Under capitalism private property of the factors of production is a social function. The entrepreneurs, capitalists, and land owners are mandataries, as it were, of the consumers, and their mandate is revocable. (…) The market process is a daily repeated plebiscite, and it ejects inevitably from the ranks of profitable people those who do not employ their property according to the orders given by the public. But business, the target of fanatical hatred on the part of all contemporary governments and self-styled intellectuals, acquires and preserves bigness only because it works for the masses. The plants that cater to the luxuries of the few never attain big size.
(…) However, this unprecedented enrichment of the masses was merely a by-product of the Industrial Revolution. Its main achievement was the transfer of economic supremacy from the owners of land to the totality of the population. The common man was no longer a drudge who had to be satisfied with the crumbs that fell from the tables of the rich. The three pariah castes that were characteristic of the precapitalistic ages — the slaves, the serfs, and those people whom patristic and scholastic authors as well as British legislation from the 16th to the 19th centuries referred to as the poor — disappeared. Their scions became, in this new setting of business, not only free workers, but also customers.
(…). The consumer is king, is the real boss, and the manufacturer is done for if he does not outstrip his competitors in best serving consumers. (from Liberty and Property, II)

In his last interview with Mario Calabresi, editor of the Italian daily “La Stampa”, Mr Ferrero made a similar point, explaining the secret of his career:

“My secret? To always behave differently from the others, keep the faith, hang tough, and always place Valeria front and center.”

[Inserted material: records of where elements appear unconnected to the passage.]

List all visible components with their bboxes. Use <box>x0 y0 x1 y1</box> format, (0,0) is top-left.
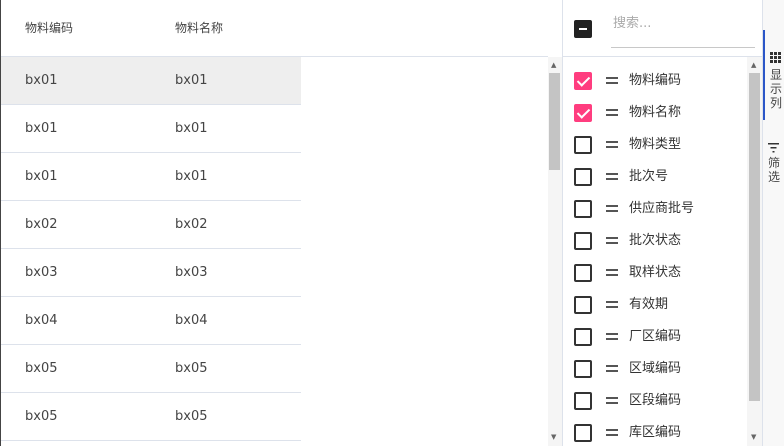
column-label: 批次号 <box>629 169 669 184</box>
column-list-item[interactable]: 有效期 <box>563 289 747 321</box>
grid-header: 物料编码 物料名称 <box>1 0 548 57</box>
cell-material-code[interactable]: bx01 <box>25 153 58 200</box>
grid-vertical-scrollbar[interactable]: ▲ ▼ <box>548 57 562 446</box>
column-visibility-checkbox[interactable] <box>574 424 592 442</box>
cell-material-code[interactable]: bx01 <box>25 57 58 104</box>
columns-panel-header <box>563 0 763 57</box>
column-visibility-checkbox[interactable] <box>574 136 592 154</box>
cell-material-code[interactable]: bx05 <box>25 345 58 392</box>
column-label: 物料类型 <box>629 137 682 152</box>
cell-material-name[interactable]: bx03 <box>175 249 208 296</box>
drag-handle-icon[interactable] <box>606 77 618 85</box>
column-label: 物料编码 <box>629 73 682 88</box>
column-label: 区段编码 <box>629 393 682 408</box>
table-row[interactable]: bx01 bx01 <box>1 57 301 105</box>
cell-material-name[interactable]: bx01 <box>175 153 208 200</box>
drag-handle-icon[interactable] <box>606 365 618 373</box>
column-visibility-checkbox[interactable] <box>574 264 592 282</box>
scroll-down-arrow-icon[interactable]: ▼ <box>751 433 756 441</box>
column-visibility-checkbox[interactable] <box>574 168 592 186</box>
cell-material-code[interactable]: bx03 <box>25 249 58 296</box>
column-search-input[interactable] <box>611 10 755 48</box>
column-label: 供应商批号 <box>629 201 695 216</box>
cell-material-name[interactable]: bx02 <box>175 201 208 248</box>
column-label: 库区编码 <box>629 425 682 440</box>
column-visibility-checkbox[interactable] <box>574 392 592 410</box>
tab-filters[interactable]: 筛选 <box>763 130 784 190</box>
column-label: 厂区编码 <box>629 329 682 344</box>
drag-handle-icon[interactable] <box>606 397 618 405</box>
column-list-item[interactable]: 物料编码 <box>563 65 747 97</box>
cell-material-name[interactable]: bx05 <box>175 345 208 392</box>
cell-material-name[interactable]: bx01 <box>175 57 208 104</box>
column-label: 物料名称 <box>629 105 682 120</box>
scroll-up-arrow-icon[interactable]: ▲ <box>751 61 756 69</box>
header-material-name[interactable]: 物料名称 <box>175 0 223 56</box>
scroll-down-arrow-icon[interactable]: ▼ <box>551 433 556 441</box>
cell-material-code[interactable]: bx02 <box>25 201 58 248</box>
column-label: 区域编码 <box>629 361 682 376</box>
drag-handle-icon[interactable] <box>606 237 618 245</box>
cell-material-code[interactable]: bx05 <box>25 393 58 440</box>
table-row[interactable]: bx01 bx01 <box>1 153 301 201</box>
column-list-item[interactable]: 批次号 <box>563 161 747 193</box>
column-label: 有效期 <box>629 297 669 312</box>
filter-icon <box>768 143 779 153</box>
column-list-item[interactable]: 物料类型 <box>563 129 747 161</box>
tab-columns-label: 显示列 <box>770 68 783 110</box>
drag-handle-icon[interactable] <box>606 301 618 309</box>
scrollbar-thumb[interactable] <box>549 73 560 170</box>
cell-material-code[interactable]: bx01 <box>25 105 58 152</box>
column-list-item[interactable]: 物料名称 <box>563 97 747 129</box>
table-row[interactable]: bx05 bx05 <box>1 345 301 393</box>
column-list-scrollbar[interactable]: ▲ ▼ <box>747 57 762 446</box>
column-list-item[interactable]: 库区编码 <box>563 417 747 446</box>
column-list: 物料编码物料名称物料类型批次号供应商批号批次状态取样状态有效期厂区编码区域编码区… <box>563 57 747 446</box>
column-visibility-checkbox[interactable] <box>574 72 592 90</box>
drag-handle-icon[interactable] <box>606 141 618 149</box>
grid-icon <box>770 52 781 63</box>
cell-material-code[interactable]: bx04 <box>25 297 58 344</box>
table-row[interactable]: bx05 bx05 <box>1 393 301 441</box>
column-visibility-checkbox[interactable] <box>574 232 592 250</box>
drag-handle-icon[interactable] <box>606 109 618 117</box>
column-label: 取样状态 <box>629 265 682 280</box>
column-list-item[interactable]: 供应商批号 <box>563 193 747 225</box>
columns-tool-panel: 物料编码物料名称物料类型批次号供应商批号批次状态取样状态有效期厂区编码区域编码区… <box>562 0 763 446</box>
tab-columns[interactable]: 显示列 <box>763 30 784 120</box>
grid-body: bx01 bx01 bx01 bx01 bx01 bx01 bx02 bx02 bx03 bx03… <box>1 57 301 441</box>
drag-handle-icon[interactable] <box>606 173 618 181</box>
column-visibility-checkbox[interactable] <box>574 328 592 346</box>
drag-handle-icon[interactable] <box>606 333 618 341</box>
drag-handle-icon[interactable] <box>606 205 618 213</box>
column-list-item[interactable]: 取样状态 <box>563 257 747 289</box>
drag-handle-icon[interactable] <box>606 269 618 277</box>
cell-material-name[interactable]: bx04 <box>175 297 208 344</box>
column-list-item[interactable]: 区域编码 <box>563 353 747 385</box>
cell-material-name[interactable]: bx05 <box>175 393 208 440</box>
header-material-code[interactable]: 物料编码 <box>25 0 73 56</box>
column-list-item[interactable]: 厂区编码 <box>563 321 747 353</box>
select-all-checkbox[interactable] <box>574 20 592 38</box>
column-list-item[interactable]: 批次状态 <box>563 225 747 257</box>
column-visibility-checkbox[interactable] <box>574 360 592 378</box>
column-visibility-checkbox[interactable] <box>574 104 592 122</box>
table-row[interactable]: bx04 bx04 <box>1 297 301 345</box>
column-visibility-checkbox[interactable] <box>574 200 592 218</box>
table-row[interactable]: bx03 bx03 <box>1 249 301 297</box>
table-row[interactable]: bx01 bx01 <box>1 105 301 153</box>
drag-handle-icon[interactable] <box>606 429 618 437</box>
side-bar: 显示列 筛选 <box>762 0 784 446</box>
cell-material-name[interactable]: bx01 <box>175 105 208 152</box>
column-list-item[interactable]: 区段编码 <box>563 385 747 417</box>
column-label: 批次状态 <box>629 233 682 248</box>
column-visibility-checkbox[interactable] <box>574 296 592 314</box>
data-grid-screen: 物料编码 物料名称 bx01 bx01 bx01 bx01 bx01 bx01 bx02 bx… <box>0 0 784 446</box>
table-row[interactable]: bx02 bx02 <box>1 201 301 249</box>
tab-filters-label: 筛选 <box>768 156 781 184</box>
scrollbar-thumb[interactable] <box>749 73 760 401</box>
scroll-up-arrow-icon[interactable]: ▲ <box>551 61 556 69</box>
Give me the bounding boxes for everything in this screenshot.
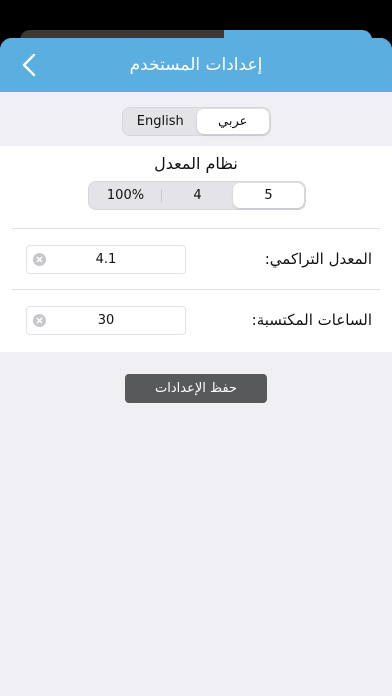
save-settings-button[interactable]: حفظ الإعدادات (125, 374, 267, 403)
clear-icon[interactable] (33, 253, 46, 266)
gpa-row: المعدل التراكمي: (0, 230, 392, 288)
nav-bar: إعدادات المستخدم (0, 38, 392, 92)
language-segmented-control: English عربي (122, 107, 271, 136)
hours-field-container (26, 306, 186, 335)
hours-label: الساعات المكتسبة: (251, 311, 372, 329)
divider (12, 228, 380, 229)
rate-system-segmented-control: 100% 4 5 (88, 181, 306, 210)
rate-system-title: نظام المعدل (154, 154, 238, 173)
rate-option-5[interactable]: 5 (233, 183, 304, 208)
x-icon (36, 317, 43, 324)
hours-row: الساعات المكتسبة: (0, 291, 392, 349)
hours-input[interactable] (27, 313, 185, 328)
rate-option-4[interactable]: 4 (162, 183, 233, 208)
rate-option-100-percent[interactable]: 100% (90, 183, 161, 208)
rate-settings-section: نظام المعدل 100% 4 5 المعدل التراكمي: 4.… (0, 146, 392, 352)
page-title: إعدادات المستخدم (129, 55, 263, 75)
gpa-field-container (26, 245, 186, 274)
settings-sheet: إعدادات المستخدم English عربي نظام المعد… (0, 38, 392, 696)
language-option-arabic[interactable]: عربي (196, 109, 269, 134)
language-option-english[interactable]: English (124, 109, 197, 134)
clear-icon[interactable] (33, 314, 46, 327)
divider (12, 289, 380, 290)
gpa-input[interactable] (27, 252, 185, 267)
gpa-label: المعدل التراكمي: (264, 250, 372, 268)
x-icon (36, 256, 43, 263)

-Valeria? “Valeria is the big boss, the CEO, she can decree your success or your demise, you have to show her respect, never letting her down, you need to deeply understand her.” –I stare at him, dumbfounded, and repeat my question: “But, excuse me, Signor Michele, who is Valeria?”
“Valeria is the mum shopping for groceries, the grandmother, the aunt, she is the consumer deciding each day what needs to be purchased. She is the one that decides that Wal-Mart is the biggest department store chain in the world, she decrees the success of an idea or of a product, and if one day she decides not to patronize you any more and she stops buying your wares, you’re done for. You’re done for without notice, because she does not send you a letter from her attorney to serve notice that she’s discontinuing a contract with you, she simply decided to shop someplace else, to cease buying your wares.”